The area takes its name from the Toll house which once stood at the junction of Ferry Road and Crewe Road North and South. The name Crewe, or a variation thereof (Creue, Crew or Crou), can be identified on maps as early as those from John Adair's 17th century survey, indicating that a farm stood southeast of the present Crewe Toll. "Toll" is shown on Gellatly's "New Map of the country 12 miles round Edinburgh" published in 1834. The 1853 and 1913 OS maps show a 'smithy' at the junction. All buildings on the junction disappeared when it was enlarged at some point in the 1920s to take the additional traffic from the newly-constructed Telford Road.

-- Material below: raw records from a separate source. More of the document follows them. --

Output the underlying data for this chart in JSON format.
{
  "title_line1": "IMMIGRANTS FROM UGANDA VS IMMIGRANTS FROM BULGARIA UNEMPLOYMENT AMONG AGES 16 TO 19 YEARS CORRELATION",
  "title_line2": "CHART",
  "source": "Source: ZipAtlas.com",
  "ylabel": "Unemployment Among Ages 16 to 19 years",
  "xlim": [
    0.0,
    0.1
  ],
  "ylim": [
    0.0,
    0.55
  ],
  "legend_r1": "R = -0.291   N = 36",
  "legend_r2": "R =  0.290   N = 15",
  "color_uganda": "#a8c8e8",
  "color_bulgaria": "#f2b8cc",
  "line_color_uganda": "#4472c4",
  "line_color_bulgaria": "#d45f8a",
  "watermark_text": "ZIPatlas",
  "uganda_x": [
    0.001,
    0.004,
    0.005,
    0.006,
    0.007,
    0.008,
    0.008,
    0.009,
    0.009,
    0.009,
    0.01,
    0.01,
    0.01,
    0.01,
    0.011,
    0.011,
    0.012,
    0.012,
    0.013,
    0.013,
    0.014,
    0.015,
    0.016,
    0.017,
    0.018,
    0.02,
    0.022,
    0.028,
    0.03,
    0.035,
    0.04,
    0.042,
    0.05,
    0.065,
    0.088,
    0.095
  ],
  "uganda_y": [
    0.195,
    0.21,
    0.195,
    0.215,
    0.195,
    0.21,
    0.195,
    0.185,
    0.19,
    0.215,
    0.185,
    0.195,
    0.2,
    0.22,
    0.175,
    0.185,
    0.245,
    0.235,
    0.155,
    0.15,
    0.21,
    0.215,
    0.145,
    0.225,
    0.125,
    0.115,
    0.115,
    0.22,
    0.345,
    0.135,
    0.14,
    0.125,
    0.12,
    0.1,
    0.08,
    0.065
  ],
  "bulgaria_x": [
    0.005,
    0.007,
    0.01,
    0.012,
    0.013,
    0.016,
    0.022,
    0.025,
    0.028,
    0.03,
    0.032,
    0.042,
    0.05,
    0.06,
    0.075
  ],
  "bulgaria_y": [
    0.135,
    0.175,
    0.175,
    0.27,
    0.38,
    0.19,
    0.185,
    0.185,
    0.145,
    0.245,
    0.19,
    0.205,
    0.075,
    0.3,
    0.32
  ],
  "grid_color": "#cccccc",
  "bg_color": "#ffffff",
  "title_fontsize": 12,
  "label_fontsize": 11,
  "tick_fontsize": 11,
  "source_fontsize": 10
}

The Western General Hospital is in the vicinity. Another hospital, the Northern General, was also in the area but this is now the site of a Morrisons supermarket. Edinburgh's Telford College (tertiary) was at Crewe Toll, but has moved to a site at Granton. Fettes College (private, secondary) is close by. A major aerospace facility is situated in the area, the Leonardo S.p.A. facility that dates to a 1943 Ferranti factory originally set up to produce gyro gunsights for the Supermarine Spitfire that later became a major radar development site. The site changed hands repeatedly, from Ferranti to GEC-Ferranti, then GEC-Marconi, then BAE Systems, then SELEX Sensors and Airborne Systems, then SELEX Galileo and finally Leonardo.

The location was the site of a junction on the Caledonian Railway. This junction was spelled 'Crew' up until closure in the 1960s, long after the spelling 'Crewe' was settled as the area built up.

Some nearby Edinburgh districts include Craigleith, Pilton, Inverleith, and Silverknowes.